Forscher der McGill University haben ein Gerät entwickelt, das Phononen – schallähnliche Teilchen – bei extrem niedrigen Temperaturen erzeugt. Dieser Durchbruch könnte Phononenlaser ermöglichen und die Bereiche Kommunikation, Sensorik und medizinische Diagnostik mithilfe von Quanteneffekten revolutionieren.
Forscher der McGill University haben ein Gerät entwickelt, das bei extrem niedrigen Temperaturen schallähnliche Partikel erzeugt. Diese Partikel, auch Phononen genannt, können zur Herstellung von Phononenlasern genutzt werden und bieten mögliche Anwendungen in der Kommunikationstechnik und der medizinischen Diagnostik.
„Moderne Kommunikation basiert größtenteils auf Licht, darunter elektromagnetische Wellen und elektrische Ströme. In Medien wie den Ozeanen kann sich Schall ausbreiten, Licht und elektrische Ströme hingegen nicht“, sagte Michael Hilke. „Auch im menschlichen Körper können Schallwellen ein nützliches Werkzeug sein“, fügte er hinzu.
Michael Hilke, außerordentlicher Professor für Physik und Mitautor der in Physical Review Letters veröffentlichten Studie, erklärte, dass die Vorrichtung an der McGill University und dem National Research Council of Canada entwickelt und analysiert wurde und das Material an der Princeton University synthetisiert wurde.

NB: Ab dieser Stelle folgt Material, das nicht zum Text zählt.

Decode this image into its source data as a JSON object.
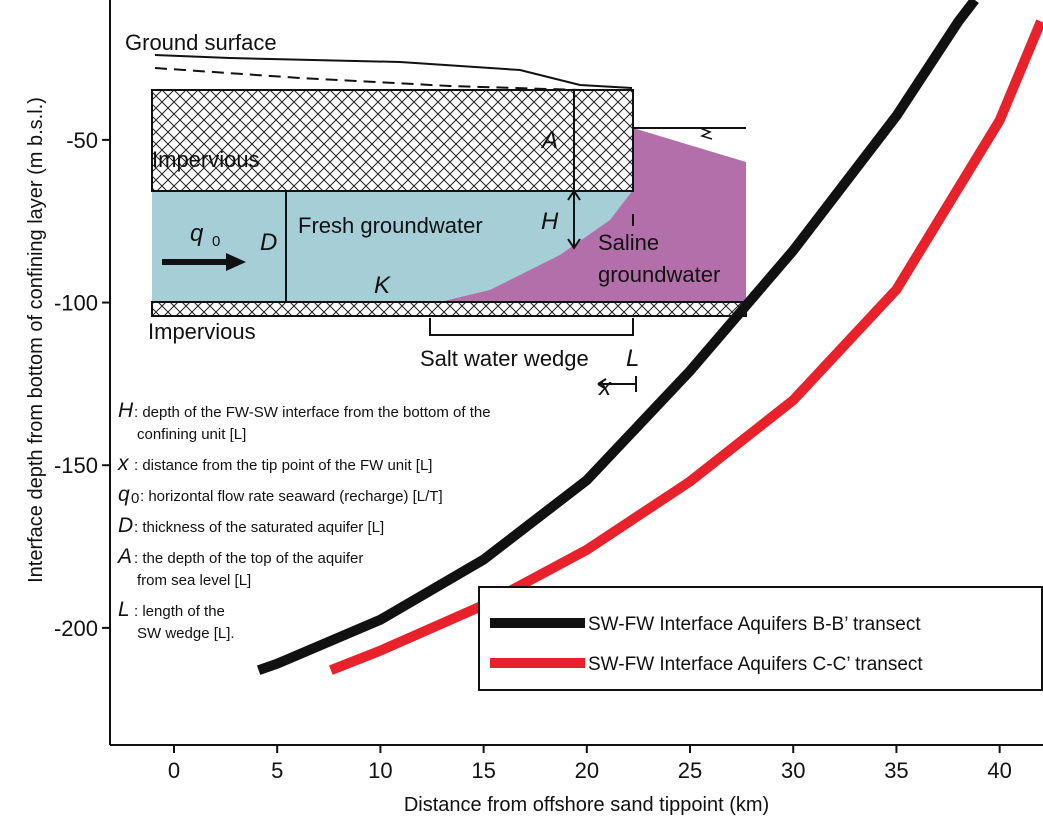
{
  "chart_data": {
    "type": "line",
    "xlabel": "Distance from offshore sand tippoint (km)",
    "ylabel": "Interface depth from bottom of confining layer (m b.s.l.)",
    "xlim": [
      -3.1,
      42.1
    ],
    "ylim": [
      -236,
      -7
    ],
    "xticks": [
      0,
      5,
      10,
      15,
      20,
      25,
      30,
      35,
      40
    ],
    "yticks": [
      -50,
      -100,
      -150,
      -200
    ],
    "legend": "lower right",
    "series": [
      {
        "name": "SW-FW Interface Aquifers B-B’ transect",
        "color": "#111111",
        "x": [
          4.1,
          5,
          10,
          15,
          20,
          25,
          30,
          35,
          38,
          38.8
        ],
        "values": [
          -213,
          -211,
          -197.5,
          -179,
          -154.6,
          -121,
          -84,
          -42.6,
          -13.6,
          -7
        ]
      },
      {
        "name": "SW-FW Interface Aquifers C-C’ transect",
        "color": "#e8212a",
        "x": [
          7.6,
          10,
          15,
          20,
          25,
          30,
          35,
          40,
          42
        ],
        "values": [
          -213,
          -207,
          -193,
          -176,
          -155,
          -130,
          -96,
          -44,
          -13.6
        ]
      }
    ],
    "inset": {
      "labels": [
        "Ground surface",
        "Impervious",
        "Fresh groundwater",
        "Saline",
        "groundwater",
        "Impervious",
        "Salt water wedge"
      ],
      "symbols": [
        "A",
        "H",
        "D",
        "K",
        "L",
        "x",
        "q",
        "0"
      ],
      "definitions": [
        {
          "symbol": "H",
          "lines": [
            ": depth of the FW-SW interface from the bottom of the",
            "confining unit [L]"
          ]
        },
        {
          "symbol": "x",
          "lines": [
            ": distance from the tip point of the FW unit [L]"
          ]
        },
        {
          "symbol": "q",
          "sub": "0",
          "lines": [
            ": horizontal flow rate seaward (recharge) [L/T]"
          ]
        },
        {
          "symbol": "D",
          "lines": [
            ": thickness of the saturated aquifer [L]"
          ]
        },
        {
          "symbol": "A",
          "lines": [
            ": the depth of the top of the aquifer",
            "from sea level [L]"
          ]
        },
        {
          "symbol": "L",
          "lines": [
            ": length of the",
            "SW wedge [L]."
          ]
        }
      ]
    }
  }
}
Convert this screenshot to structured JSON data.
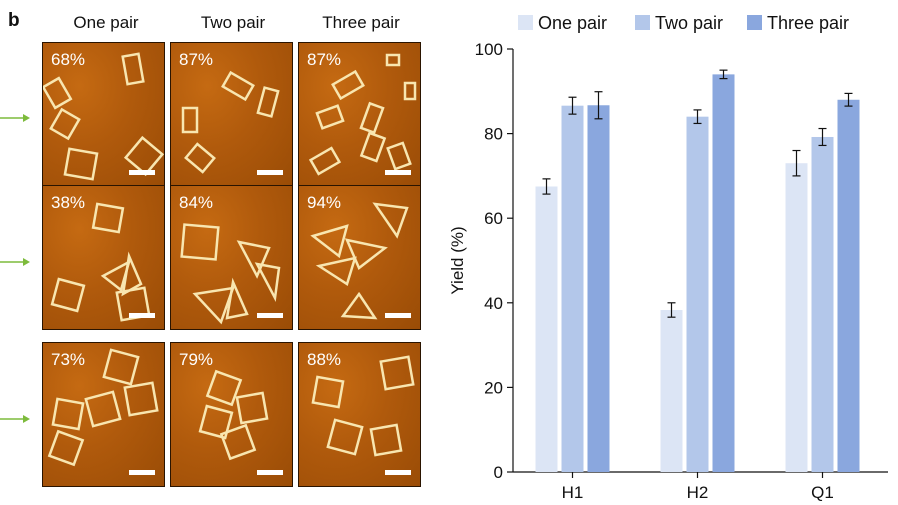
{
  "panel_label": "b",
  "column_headers": [
    "One pair",
    "Two pair",
    "Three pair"
  ],
  "tile_percentages": [
    [
      "68%",
      "87%",
      "87%"
    ],
    [
      "38%",
      "84%",
      "94%"
    ],
    [
      "73%",
      "79%",
      "88%"
    ]
  ],
  "colors": {
    "one_pair": "#dce5f5",
    "two_pair": "#b3c7ea",
    "three_pair": "#8aa7de",
    "arrow": "#7dbb3c",
    "afm_background": "#b05a0c"
  },
  "chart_data": {
    "type": "bar",
    "categories": [
      "H1",
      "H2",
      "Q1"
    ],
    "series": [
      {
        "name": "One pair",
        "values": [
          67.5,
          38.3,
          73.0
        ],
        "errors": [
          1.8,
          1.7,
          3.0
        ]
      },
      {
        "name": "Two pair",
        "values": [
          86.6,
          84.0,
          79.2
        ],
        "errors": [
          2.0,
          1.6,
          2.0
        ]
      },
      {
        "name": "Three pair",
        "values": [
          86.7,
          94.0,
          88.0
        ],
        "errors": [
          3.2,
          1.0,
          1.5
        ]
      }
    ],
    "ylabel": "Yield (%)",
    "xlabel": "",
    "ylim": [
      0,
      100
    ],
    "yticks": [
      0,
      20,
      40,
      60,
      80,
      100
    ],
    "legend": "top"
  }
}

Zweidimensionale Schicht eines Kristalls
Das Gerät leitet einen elektrischen Strom durch eine zweidimensionale Kristallschicht und hält Elektronen in einem nur wenige Atomlagen dicken Bereich fest.
Die Forscher haben entdeckt, dass Elektronen, wenn sie über diesen Kanal mit genügend Kraft angeregt werden, Energie in Form von schallähnlichen Schwingungen, sogenannten Phononen, in vorhersagbaren und einstellbaren Mustern freisetzen.
Dies wird erreicht, indem die Bauelemente auf extrem niedrige Temperaturen im Bereich von etwa 10 Millikelvin bis 3,9 Kelvin gekühlt werden, wodurch sich die Elektronen kontrollierter und vorhersagbarer verhalten.
Unter solchen Bedingungen können Wissenschaftler Quanteneffekte beobachten, bei denen Materie wellenartige Eigenschaften aufweist, anstatt sich wie reine Festkörperteilchen zu verhalten.
„Bei absoluten Nulltemperaturen, also im Bereich der Quantenphysik, entsteht kein Schall, es sei denn, Elektronen bewegen sich kollektiv mit Schallgeschwindigkeit oder darüber“, erklärte Hilke.
„Frühere Arbeiten hatten ähnliche Effekte beobachtet, wenn sich die Elektronengeschwindigkeiten der Schallmauer näherten. Unsere Studie geht noch einen Schritt weiter, indem sie das System weit über diesen Punkt hinausführt und zeigt, dass bestehende Theorien überdacht werden müssen, da Elektronen selbst dann sehr heiß sein können, wenn der Wirtskristall nahe dem absoluten Nullpunkt liegt“, fügte er hinzu.
Hilke merkte an, dass in der nächsten Phase das Gerät mit alternativen Materialien wie Graphen getestet werden soll, wodurch es möglicherweise noch schneller funktionieren könnte.
Dieser Fortschritt könnte den Weg für schnellere Kommunikationstechnologien, verbesserte Sensoren, Anwendungen in der biologischen Forschung und komplexere medizinische Systeme ebnen.
„Phononen sind schwer zu erzeugen und kontrolliert zu nutzen, daher erforschen wir neue Wege. Im Wesentlichen geht es darum, wie elektrischer Strom und Energie in modernen elektronischen Materialien fließen und umgewandelt werden“, sagte er.